Noella Coursaris Musanka’s own difficult childhood led her to found the non-profit organisation Malaika, which provides free schooling to girls in Africa.
Noella Coursaris Musanka knows firsthand the power of a good education. Today the model and philanthropist lives in London with her financier husband and two young children but like the hundreds of girls whose lives she is helping transform, she was born into poverty in the Democratic Republic of Congo (DRC).
However, Musanka’s childhood was a world away from other Congolese children, who typically live below the poverty line and have a one in five chance of seeing their fifth birthday. At the age of five, Musanka, who was a only child, was sent to live in Europe with her aunt and uncle shortly after her father died and her mother realised she could not afford to care for her anymore.
After being separated from her mother for more than a decade with only a few phone calls in between, Musanka went back to the Congo when she was 18. She described the meeting with her mother as “emotionally tough”.
“You are meeting someone who is like a stranger to you but at the same time, she is your mum,” she says.
“Being a mum now myself, I know how important that bond is between a mother and child. No one can replace a mum or dad.”
While the separation from her mother at such a young age was traumatic for both mother and daughter, mother-of-two Musanka admits her mother made the “right choice” as growing up in Belgium and later moving to Switzerland in her early teens afforded her opportunities she would never have had otherwise.
She was a latecomer to modelling, preferring instead to finish her studies. “I was about 23 or 24 and my friends pushed me to enter a competition for Agent Provocateur in London where I was living at the time. I began modelling then in other campaigns and spent 10 years going between London and New York for work.”
In 2007, with the help of a handful of wealthy friends, Musanka founded her own non-profit organisation Malaika in New York, to ensure that new generations of Congolese girls are educated for free at home and parents do not have to make the same tough choices as hers.
“Through our charity, we are creating an entire generation of agents of change, the leaders of tomorrow who will have a positive impact on the future of the Democratic Republic of Congo,” she says.
The Malaika School opened in 2011 in the town of Kalebuka, not far from where Musanka was born in Lubumbashi in the southeastern region of DRC. Before that, Kalebuka had only five educational centres for a population of 42,000 and none were free, which explains why the average girl in DRC only stays in school until the age of nine.
Today Malaika’s school has 231 local girls enrolled with modern facilities including a community football pitch, art and theatre classes and solar panel roofs sponsored by the Global Citizen Foundation, which allow the school to save money by generating their own reliable source of electricity. They also help power the school’s computers.
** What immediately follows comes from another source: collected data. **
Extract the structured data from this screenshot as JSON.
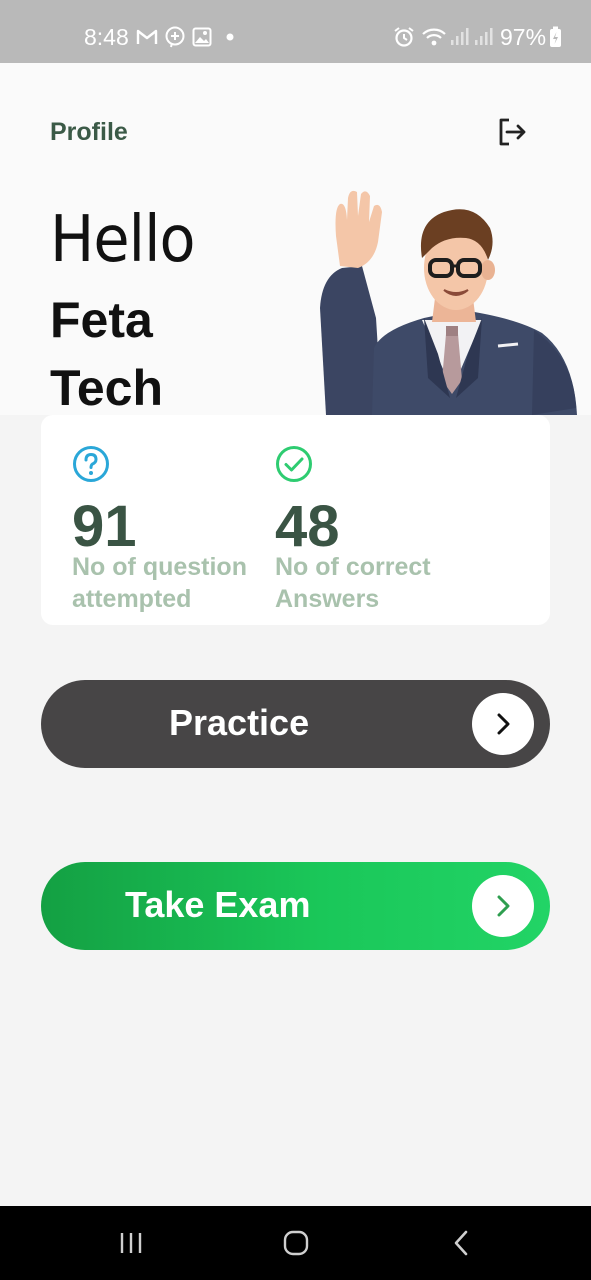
{
  "status_bar": {
    "time": "8:48",
    "battery": "97%",
    "icons": [
      "gmail-icon",
      "messenger-icon",
      "gallery-icon",
      "dot-icon",
      "alarm-icon",
      "wifi-icon",
      "signal-icon",
      "signal-icon",
      "battery-charging-icon"
    ]
  },
  "header": {
    "title": "Profile",
    "greeting": "Hello",
    "first_name": "Feta",
    "last_name": "Tech"
  },
  "stats": [
    {
      "value": "91",
      "label": "No of question attempted",
      "icon": "question-circle-icon",
      "color": "#2aa7d8"
    },
    {
      "value": "48",
      "label": "No of correct Answers",
      "icon": "check-circle-icon",
      "color": "#2ecc71"
    }
  ],
  "buttons": {
    "practice": "Practice",
    "exam": "Take Exam"
  },
  "colors": {
    "accent_green": "#1ac759",
    "dark_button": "#474546",
    "stat_value": "#3a5444",
    "stat_label": "#a9c2ad"
  }
}
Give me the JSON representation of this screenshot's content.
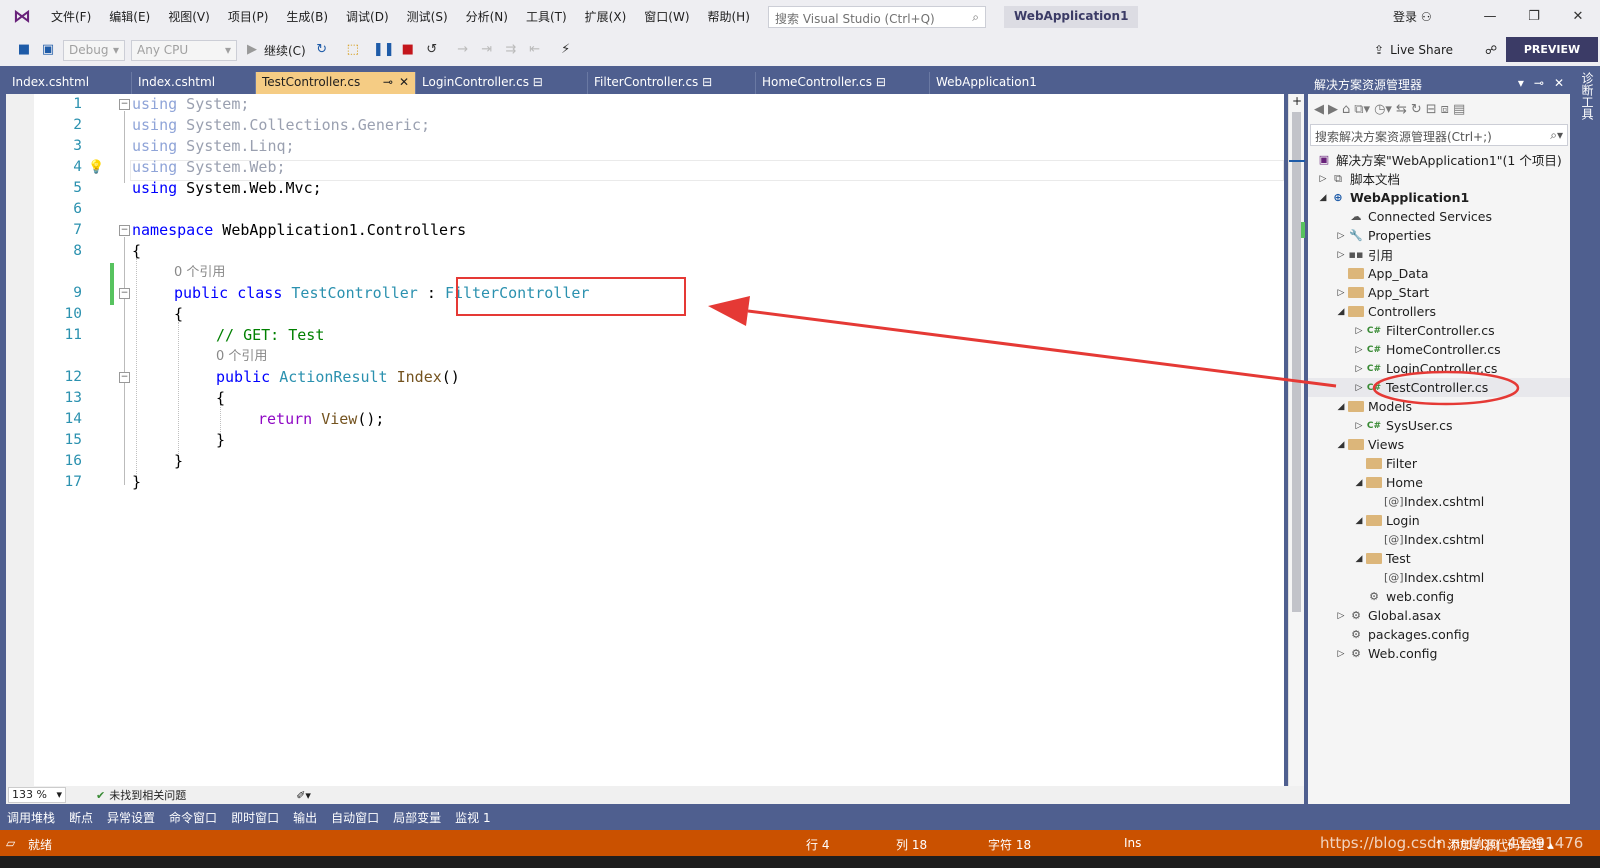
{
  "menubar": {
    "items": [
      "文件(F)",
      "编辑(E)",
      "视图(V)",
      "项目(P)",
      "生成(B)",
      "调试(D)",
      "测试(S)",
      "分析(N)",
      "工具(T)",
      "扩展(X)",
      "窗口(W)",
      "帮助(H)"
    ],
    "search_placeholder": "搜索 Visual Studio (Ctrl+Q)",
    "solution_name": "WebApplication1",
    "login": "登录"
  },
  "toolbar": {
    "config": "Debug",
    "platform": "Any CPU",
    "continue_label": "继续(C)",
    "live_share": "Live Share",
    "preview": "PREVIEW"
  },
  "tabs": [
    {
      "label": "Index.cshtml"
    },
    {
      "label": "Index.cshtml"
    },
    {
      "label": "TestController.cs",
      "active": true
    },
    {
      "label": "LoginController.cs"
    },
    {
      "label": "FilterController.cs"
    },
    {
      "label": "HomeController.cs"
    },
    {
      "label": "WebApplication1"
    }
  ],
  "tab_pin_icon": "pin-icon",
  "tab_lock_icon": "lock-icon",
  "code": {
    "line_numbers": [
      "1",
      "2",
      "3",
      "4",
      "5",
      "6",
      "7",
      "8",
      "",
      "9",
      "10",
      "11",
      "",
      "12",
      "13",
      "14",
      "15",
      "16",
      "17"
    ],
    "l1_kw": "using",
    "l1_rest": " System;",
    "l2_kw": "using",
    "l2_rest": " System.Collections.Generic;",
    "l3_kw": "using",
    "l3_rest": " System.Linq;",
    "l4_kw": "using",
    "l4_rest": " System.Web;",
    "l5_kw": "using",
    "l5_rest": " System.Web.Mvc;",
    "l7_kw": "namespace",
    "l7_rest": " WebApplication1.Controllers",
    "l8": "{",
    "ref_count_1": "0 个引用",
    "l9_kw1": "public",
    "l9_kw2": "class",
    "l9_type": "TestController",
    "l9_colon": " : ",
    "l9_base": "FilterController",
    "l10": "{",
    "l11_comment": "// GET: Test",
    "ref_count_2": "0 个引用",
    "l12_kw": "public",
    "l12_type": "ActionResult",
    "l12_method": "Index",
    "l12_paren": "()",
    "l13": "{",
    "l14_kw": "return",
    "l14_method": "View",
    "l14_rest": "();",
    "l15": "}",
    "l16": "}",
    "l17": "}"
  },
  "editor_status": {
    "zoom": "133 %",
    "issues": "未找到相关问题"
  },
  "solution_explorer": {
    "title": "解决方案资源管理器",
    "search_placeholder": "搜索解决方案资源管理器(Ctrl+;)",
    "nodes": [
      {
        "label": "解决方案\"WebApplication1\"(1 个项目)",
        "icon": "solution-icon"
      },
      {
        "label": "脚本文档",
        "icon": "script-docs-icon"
      },
      {
        "label": "WebApplication1",
        "icon": "web-project-icon"
      },
      {
        "label": "Connected Services",
        "icon": "connected-services-icon"
      },
      {
        "label": "Properties",
        "icon": "wrench-icon"
      },
      {
        "label": "引用",
        "icon": "references-icon"
      },
      {
        "label": "App_Data",
        "icon": "folder-icon"
      },
      {
        "label": "App_Start",
        "icon": "folder-icon"
      },
      {
        "label": "Controllers",
        "icon": "folder-icon"
      },
      {
        "label": "FilterController.cs",
        "icon": "csharp-file-icon"
      },
      {
        "label": "HomeController.cs",
        "icon": "csharp-file-icon"
      },
      {
        "label": "LoginController.cs",
        "icon": "csharp-file-icon"
      },
      {
        "label": "TestController.cs",
        "icon": "csharp-file-icon"
      },
      {
        "label": "Models",
        "icon": "folder-icon"
      },
      {
        "label": "SysUser.cs",
        "icon": "csharp-file-icon"
      },
      {
        "label": "Views",
        "icon": "folder-icon"
      },
      {
        "label": "Filter",
        "icon": "folder-icon"
      },
      {
        "label": "Home",
        "icon": "folder-icon"
      },
      {
        "label": "Index.cshtml",
        "icon": "razor-file-icon"
      },
      {
        "label": "Login",
        "icon": "folder-icon"
      },
      {
        "label": "Index.cshtml",
        "icon": "razor-file-icon"
      },
      {
        "label": "Test",
        "icon": "folder-icon"
      },
      {
        "label": "Index.cshtml",
        "icon": "razor-file-icon"
      },
      {
        "label": "web.config",
        "icon": "config-file-icon"
      },
      {
        "label": "Global.asax",
        "icon": "config-file-icon"
      },
      {
        "label": "packages.config",
        "icon": "config-file-icon"
      },
      {
        "label": "Web.config",
        "icon": "config-file-icon"
      }
    ]
  },
  "side_tab": "诊断工具",
  "bottom_tabs": [
    "调用堆栈",
    "断点",
    "异常设置",
    "命令窗口",
    "即时窗口",
    "输出",
    "自动窗口",
    "局部变量",
    "监视 1"
  ],
  "status": {
    "ready": "就绪",
    "line": "行 4",
    "col": "列 18",
    "char": "字符 18",
    "ins": "Ins",
    "add_source": "添加到源代码管理",
    "watermark": "https://blog.csdn.net/qq_43391476"
  },
  "colors": {
    "accent": "#68217a",
    "chrome": "#eeeef2",
    "panel_blue": "#4f5f8f",
    "active_tab": "#f5cc84",
    "status_orange": "#ca5100",
    "annotation_red": "#e53935",
    "keyword": "#0000ff",
    "type": "#2b91af",
    "comment": "#008000"
  }
}
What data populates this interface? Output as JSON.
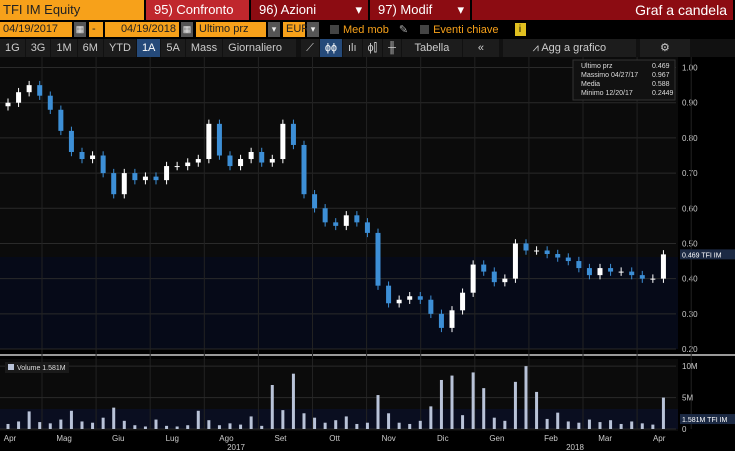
{
  "header": {
    "ticker": "TFI IM Equity",
    "compare": "95) Confronto",
    "actions": "96) Azioni",
    "modify": "97) Modif",
    "title": "Graf a candela"
  },
  "controls": {
    "start_date": "04/19/2017",
    "dash": "-",
    "end_date": "04/19/2018",
    "field": "Ultimo prz",
    "currency": "EUR",
    "moving_avg": "Med mob",
    "key_events": "Eventi chiave",
    "info": "i"
  },
  "toolbar": {
    "ranges": [
      "1G",
      "3G",
      "1M",
      "6M",
      "YTD",
      "1A",
      "5A",
      "Mass"
    ],
    "active_range": "1A",
    "period": "Giornaliero ▼",
    "table": "Tabella",
    "collapse": "«",
    "add_chart": "Agg a grafico",
    "settings": "⚙"
  },
  "colors": {
    "up": "#ffffff",
    "down": "#3d8fd6",
    "volume": "#b9c3d8",
    "header_orange": "#f7a11a",
    "header_red": "#c0272d"
  },
  "chart_data": {
    "type": "candlestick",
    "legend": [
      {
        "label": "Ultimo prz",
        "value": "0.469"
      },
      {
        "label": "Massimo 04/27/17",
        "value": "0.967"
      },
      {
        "label": "Media",
        "value": "0.588"
      },
      {
        "label": "Minimo 12/20/17",
        "value": "0.2449"
      }
    ],
    "last_label": "0.469 TFI IM",
    "yticks": [
      "1.00",
      "0.90",
      "0.80",
      "0.70",
      "0.60",
      "0.50",
      "0.40",
      "0.30",
      "0.20"
    ],
    "ylim": [
      0.2,
      1.03
    ],
    "closes": [
      0.9,
      0.93,
      0.95,
      0.92,
      0.88,
      0.82,
      0.76,
      0.74,
      0.75,
      0.7,
      0.64,
      0.7,
      0.68,
      0.69,
      0.68,
      0.72,
      0.72,
      0.73,
      0.74,
      0.84,
      0.75,
      0.72,
      0.74,
      0.76,
      0.73,
      0.74,
      0.84,
      0.78,
      0.64,
      0.6,
      0.56,
      0.55,
      0.58,
      0.56,
      0.53,
      0.38,
      0.33,
      0.34,
      0.35,
      0.34,
      0.3,
      0.26,
      0.31,
      0.36,
      0.44,
      0.42,
      0.39,
      0.4,
      0.5,
      0.48,
      0.48,
      0.47,
      0.46,
      0.45,
      0.43,
      0.41,
      0.43,
      0.42,
      0.42,
      0.41,
      0.4,
      0.4,
      0.469
    ],
    "volume_label": "Volume 1.581M",
    "volume_last": "1.581M TFI IM",
    "volume_yticks": [
      "10M",
      "5M",
      "0"
    ],
    "volume_ylim": [
      0,
      10.5
    ],
    "volumes": [
      0.8,
      1.2,
      2.8,
      1.1,
      0.9,
      1.5,
      2.9,
      1.2,
      1.0,
      1.8,
      3.4,
      1.3,
      0.6,
      0.4,
      1.5,
      0.5,
      0.4,
      0.6,
      2.9,
      1.4,
      0.6,
      0.9,
      0.7,
      2.0,
      0.5,
      7.0,
      3.0,
      8.8,
      2.5,
      1.8,
      1.0,
      1.4,
      2.0,
      0.8,
      1.0,
      5.4,
      2.5,
      1.0,
      0.8,
      1.3,
      3.6,
      7.8,
      8.5,
      2.2,
      9.0,
      6.5,
      1.8,
      1.3,
      7.5,
      10.0,
      5.9,
      1.6,
      2.6,
      1.2,
      1.0,
      1.5,
      1.1,
      1.4,
      0.8,
      1.2,
      0.9,
      0.7,
      5.0
    ],
    "months": [
      "Apr",
      "Mag",
      "Giu",
      "Lug",
      "Ago",
      "Set",
      "Ott",
      "Nov",
      "Dic",
      "Gen",
      "Feb",
      "Mar",
      "Apr"
    ],
    "years": [
      "2017",
      "2018"
    ]
  }
}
“I believe if my mother had been educated when my father [died], she could have kept me and supported herself without having to rely on a man,” says Musanka.
“My message is really to empower women by giving them an education. Traditionally, if a family had money they would send the boys to school first, so we want to provide these girls with a quality education for free so they can become independent women and, if they want, the future leaders of our country.
“In a country like DRC, which is one of the richest countries in the world yet one of the poorest in terms of its healthcare system, infrastructure and education, we hope to help a generation to take control of their own country, their own destiny and the best way to do that is to give them an education.”
In March, American rap star and actress Eve visited the school with Musanka to open a new library after she read about the charity project in an online newsletter and contacted the foundation through Instagram.
Eve says: “I am hugely supportive of anything that helps young girls, whether it is going to talk to young girls or donating, I think a lot of our young women do not have an outlet to express themselves and I feel sometimes they can be looked over.”
Like Musanka, Eve is convinced the school project can contribute to real change in the country.
“I had great conversations with lots of people—some Congolese, some from other places, from all different backgrounds, political and business men and women—and they all felt strongly that supporting projects like Malaika and supporting these girls is the road to change. It will obviously take time but as long as people are dedicated then I’m sure it can happen.”